Phylogenetic analysis provides valuable insights that can guide experimental approaches:

• Identifying conserved domains: Phylogenetic analysis can reveal highly conserved domains across Clostridial FtsK proteins, which likely represent functionally critical regions. These domains should be prioritized for structure-function studies and mutagenesis.

• Selecting heterologous expression systems: Understanding the evolutionary relationships between Clostridial species can help select the most appropriate heterologous expression systems for recombinant FtsK production.

• Guiding mutagenesis strategies: Comparison of FtsK sequences across species can identify:

  • Residues under positive selection (potentially species-specific functions)

  • Ultra-conserved residues (likely essential for core functions)

  • Variable regions (potentially dispensable or species-specific adaptations)

• Predicting regulatory mechanisms: Phylogenetic patterns in phosphorylation sites can predict regulatory mechanisms. For instance, if T318 is conserved across multiple Clostridial species, its phosphorylation likely represents a conserved regulatory mechanism .
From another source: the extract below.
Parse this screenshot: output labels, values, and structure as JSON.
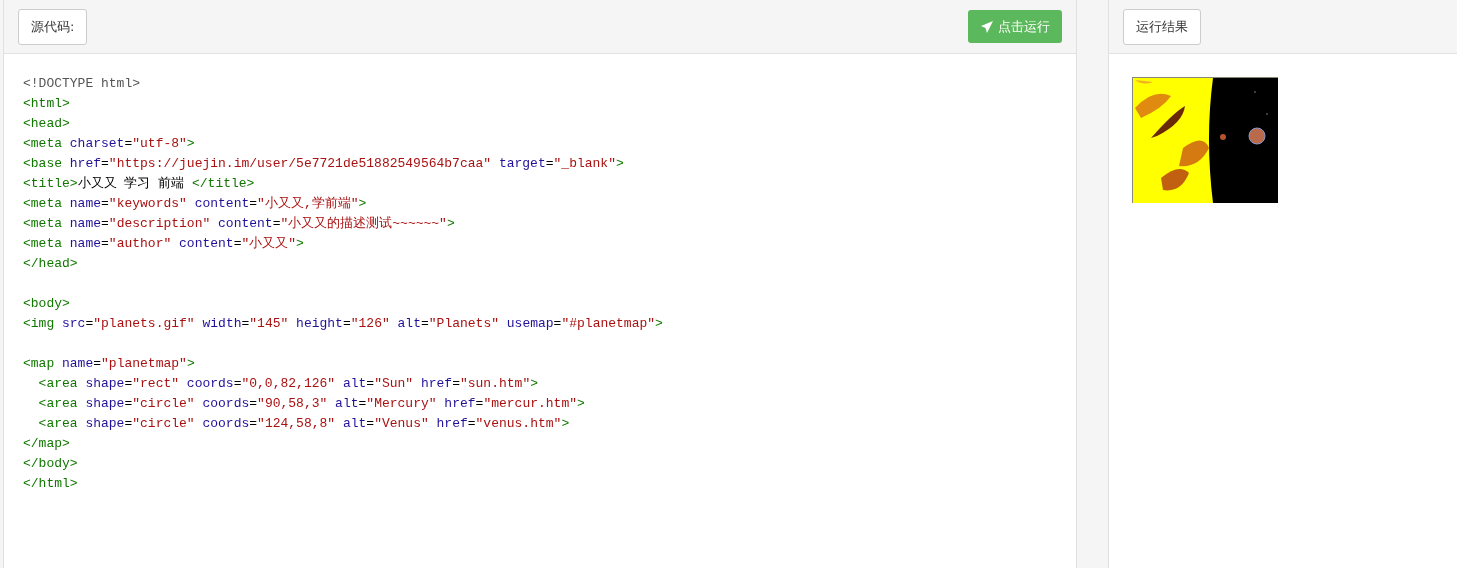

• Identifying horizontal gene transfer: Phylogenetic analysis can detect horizontal gene transfer events. C. acetobutylicum contains operons shared with distantly related bacteria and archaea but not with B. subtilis, suggesting horizontal transfer . Such analysis can reveal unique evolutionary adaptations in FtsK.

Genome comparisons between C. acetobutylicum and B. subtilis show significant conservation of gene order , providing a foundation for comparative studies of FtsK function.
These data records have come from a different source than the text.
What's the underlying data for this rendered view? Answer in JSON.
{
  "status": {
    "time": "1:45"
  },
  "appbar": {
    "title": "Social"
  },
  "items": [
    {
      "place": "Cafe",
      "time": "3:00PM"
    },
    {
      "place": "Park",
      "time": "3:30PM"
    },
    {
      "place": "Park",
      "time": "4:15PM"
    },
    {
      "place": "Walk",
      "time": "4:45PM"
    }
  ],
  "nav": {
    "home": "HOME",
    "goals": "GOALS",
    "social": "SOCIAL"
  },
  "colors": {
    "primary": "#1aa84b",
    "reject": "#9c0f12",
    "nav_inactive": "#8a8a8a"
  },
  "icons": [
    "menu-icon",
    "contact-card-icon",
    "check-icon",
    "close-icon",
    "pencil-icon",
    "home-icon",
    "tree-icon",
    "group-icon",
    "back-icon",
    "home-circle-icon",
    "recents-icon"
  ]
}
Can FtsK functional insights from model organisms be effectively translated to C. acetobutylicum systems?

Translating FtsK functional insights from model organisms to C. acetobutylicum requires careful consideration of both conserved and divergent features:

Aspects likely translatable from model organisms:

• Core motor function: The ATP-dependent DNA translocation mechanism is likely conserved across bacterial FtsK proteins

• General regulatory principles: The coordination between cell division and chromosome segregation represents a universal challenge for bacteria

• Experimental methodologies: Techniques developed for studying FtsK in model organisms (e.g., B. subtilis, E. coli) can often be adapted for C. acetobutylicum

Aspects requiring C. acetobutylicum-specific investigation:

• DNA sequence recognition: The specific DNA sequences recognized by the γ-subdomain of FtsK are likely species-specific

• Protein-protein interactions: The specific divisome components and chromosome segregation proteins that interact with FtsK may differ

• Regulatory mechanisms: While phosphorylation by PrkC appears to be a conserved regulatory mechanism in Clostridial species , the details of regulation may differ

The comparative analysis between C. acetobutylicum and B. subtilis genomes reveals both significant conservation of gene order and pronounced differences in many systems . This suggests that while core functions of FtsK are likely conserved, its integration into species-specific cellular processes requires dedicated study in C. acetobutylicum.

The successful application of genetic manipulation techniques developed for other Clostridial species to C. acetobutylicum supports the feasibility of translating experimental approaches across species.